San Francisco

Patrick Tidd and Harry Lum

Berkeley Gallery

The Berkeley Gallery introduced new trends in the work of two Bay Area artists in its successive presentation of exhibitions of paintings by Patrick Tidd and by Harry Lum. Tidd, whose work of five years ago presented the viewer with an interesting ferment of ambivalent experimental groping which could have developed in any of a number of quite divergent directions, seems now firmly and rewardingly set on a course which has already produced an ample aggregate of thoroughly engaging canvases, falling into two groups: (1) hard-edge, “abstract charades” of strangely juxtaposed imagery and visual effects, collectively designated by the artist as "Game Paintings” (although all are individually untitled), and (2) geometrically stylized, somewhat emblematic paintings, treating telescopes, telescopically magnified nebulae, and other astronomical themes in the crisp delineations and airbrush textures made familiar in the illustration techniques commonly associated with the slick-format space-technology popularizations of such authors as Willy Ley. However, far from being merely illustrative, Mr. Tidd’s excitingly vivid airbrush galaxies and gleaming metallic symmetries of telescope extol the wonders of outer space and of the technology revealing them, in canvases of almost monumental proportions. Hence, these paintings seem rather like easel renderings of mural conceptions such as might be appropriate for, say, the rotunda of an edifice housing a science library.

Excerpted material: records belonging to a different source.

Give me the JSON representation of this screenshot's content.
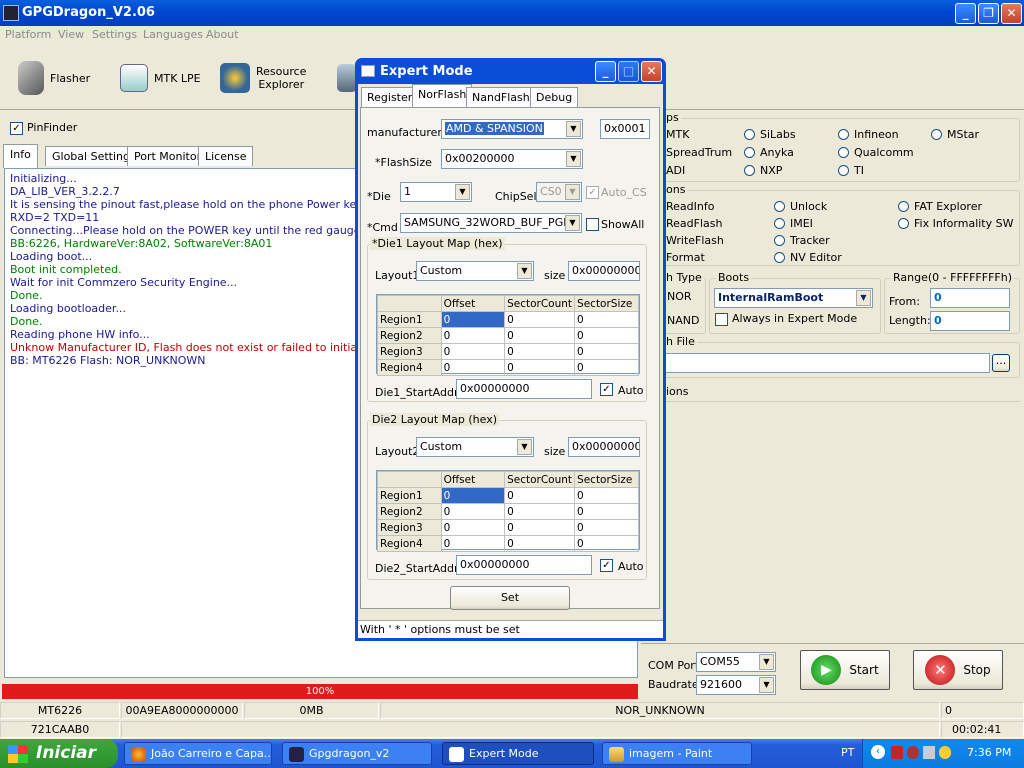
{
  "app": {
    "title": "GPGDragon_V2.06"
  },
  "menu": [
    "Platform",
    "View",
    "Settings",
    "Languages",
    "About"
  ],
  "toolbar": {
    "flasher": "Flasher",
    "mtk_lpe": "MTK LPE",
    "resource_explorer_1": "Resource",
    "resource_explorer_2": "Explorer"
  },
  "pinfinder": {
    "label": "PinFinder",
    "checked": true
  },
  "tabs": [
    "Info",
    "Global Settings",
    "Port Monitor",
    "License"
  ],
  "log": [
    {
      "text": "Initializing...",
      "color": "#1a1a8c"
    },
    {
      "text": "DA_LIB_VER_3.2.2.7",
      "color": "#1a1a8c"
    },
    {
      "text": "It is sensing the pinout fast,please hold on the phone Power key",
      "color": "#1a1a8c"
    },
    {
      "text": "RXD=2  TXD=11",
      "color": "#1a1a8c"
    },
    {
      "text": "Connecting...Please hold on the POWER key until the red gauge is going",
      "color": "#1a1a8c"
    },
    {
      "text": "BB:6226,     HardwareVer:8A02,     SoftwareVer:8A01",
      "color": "#008000"
    },
    {
      "text": "Loading boot...",
      "color": "#1a1a8c"
    },
    {
      "text": "Boot init completed.",
      "color": "#008000"
    },
    {
      "text": "Wait for init Commzero Security Engine...",
      "color": "#1a1a8c"
    },
    {
      "text": "Done.",
      "color": "#008000"
    },
    {
      "text": "Loading bootloader...",
      "color": "#1a1a8c"
    },
    {
      "text": "Done.",
      "color": "#008000"
    },
    {
      "text": "Reading phone HW info...",
      "color": "#1a1a8c"
    },
    {
      "text": "Unknow Manufacturer ID, Flash does not exist or failed to initialize H/W.",
      "color": "#c00000"
    },
    {
      "text": "BB: MT6226     Flash: NOR_UNKNOWN",
      "color": "#1a1a8c"
    }
  ],
  "progress": {
    "label": "100%",
    "value": 1.0
  },
  "chips": {
    "group_title": "ps",
    "items": [
      "MTK",
      "SiLabs",
      "Infineon",
      "MStar",
      "SpreadTrum",
      "Anyka",
      "Qualcomm",
      "ADI",
      "NXP",
      "TI"
    ]
  },
  "options": {
    "group_title": "ons",
    "items": [
      "ReadInfo",
      "Unlock",
      "FAT Explorer",
      "ReadFlash",
      "IMEI",
      "Fix Informality SW",
      "WriteFlash",
      "Tracker",
      "Format",
      "NV Editor"
    ]
  },
  "flash_type": {
    "title": "h Type",
    "nor": "NOR",
    "nand": "NAND"
  },
  "boots": {
    "title": "Boots",
    "value": "InternalRamBoot",
    "always_expert": "Always in Expert Mode"
  },
  "range": {
    "title": "Range(0 - FFFFFFFFh)",
    "from_label": "From:",
    "from": "0",
    "length_label": "Length:",
    "length": "0"
  },
  "flash_file": {
    "title": "h File",
    "browse": "..."
  },
  "ons_header": "ions",
  "com": {
    "port_label": "COM Port",
    "port": "COM55",
    "baud_label": "Baudrate",
    "baud": "921600"
  },
  "buttons": {
    "start": "Start",
    "stop": "Stop"
  },
  "status1": [
    "MT6226",
    "00A9EA8000000000",
    "0MB",
    "NOR_UNKNOWN",
    "0"
  ],
  "status2": [
    "721CAAB0",
    "00:02:41"
  ],
  "dialog": {
    "title": "Expert Mode",
    "tabs": [
      "Register",
      "NorFlash",
      "NandFlash",
      "Debug"
    ],
    "manufacturer_label": "manufacturer",
    "manufacturer": "AMD & SPANSION",
    "manufacturer_id": "0x0001",
    "flashsize_label": "*FlashSize",
    "flashsize": "0x00200000",
    "die_label": "*Die",
    "die": "1",
    "chipsel_label": "ChipSel",
    "chipsel": "CS0",
    "auto_cs": "Auto_CS",
    "cmd_label": "*Cmd",
    "cmd": "SAMSUNG_32WORD_BUF_PGM",
    "showall": "ShowAll",
    "die1": {
      "title": "*Die1 Layout Map (hex)",
      "layout_label": "Layout1",
      "layout": "Custom",
      "size_label": "size",
      "size": "0x00000000",
      "start_label": "Die1_StartAddr",
      "start": "0x00000000",
      "auto": "Auto"
    },
    "die2": {
      "title": "Die2 Layout Map (hex)",
      "layout_label": "Layout2",
      "layout": "Custom",
      "size_label": "size",
      "size": "0x00000000",
      "start_label": "Die2_StartAddr",
      "start": "0x00000000",
      "auto": "Auto"
    },
    "grid_headers": [
      "",
      "Offset",
      "SectorCount",
      "SectorSize"
    ],
    "grid_rows": [
      [
        "Region1",
        "0",
        "0",
        "0"
      ],
      [
        "Region2",
        "0",
        "0",
        "0"
      ],
      [
        "Region3",
        "0",
        "0",
        "0"
      ],
      [
        "Region4",
        "0",
        "0",
        "0"
      ]
    ],
    "set": "Set",
    "status": "With ' * ' options must be set"
  },
  "taskbar": {
    "start": "Iniciar",
    "items": [
      "João Carreiro e Capa...",
      "Gpgdragon_v2",
      "Expert Mode",
      "imagem - Paint"
    ],
    "lang": "PT",
    "time": "7:36 PM"
  }
}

The extremely intellectual “Game Paintings” are surely Mr. Tidd’s most unique compositions and represent an advanced contribution to the conscious and technical exploitation of gestalt magic and illusion in art; each of those paintings is a highly sophisticated, complex and subtly contrived visual (not simply optical) gestalt experiment. Indeed, in these intriguing works all manner of perception-psychology/ physiology, visual habits and reflexes are played upon—not, however, merely as clever tricks to astound the viewer, but literally as games challenging the active participation of the viewer in rewarding perception-experiment and stimulating him to an examination of his own responses to various modes of looking at, “perceptively organizing” and exploring the paintings.

Harry Lum’s canvases of a half-decade ago were occupied with fairly obvious, and usually flippant, Freudian erotic double entendre in the elaboration of familiar metaphors equating rolling landscape with the voluptuous curves of the female nude. While some of Lum’s more recent work still alludes to abdominal plains and bosomy hills (as viewed from a perennial perineal foreground) the metaphor, once so blatant, is now dominated by rhapsodic, lyric-poetic overtones, and is sufficiently oblique not to impose itself on the forefront of awareness until after some contemplation of the painting—or even, perhaps, not at all, without some reference to antecedent context; at any rate, small but sufficient sampling of this context (forming a retrospective synopsis of various stages of Lum’s development) was presented in the exhibition to supply interpretive precedent for last year’s work. In some large canvases, on which the paint is not yet dry (literally, for Lum prefers oils to acrylics), representing Lum’s most immediately recent direction, it is not merely difficult to read metaphorical allusions, but simply difficult to read at all; with some squinting, shifting of position and almost strained scanning of the canvas one may detect the familiar vocabulary of Lum’s landscape themes—the ravines, the mountains and roads, now stated entirely in brushwork modulations of a thin white impasto—and an occasional revival of the “perennial metaphor.” Here and there a barely perceptible elision into a very white value of grey aids brush work in defining shape—but seldom. The paintings however are skillfully manipulated studies in that difficult if not altogether unprecedented tour de force, “white-on-white,” and reward scrutiny.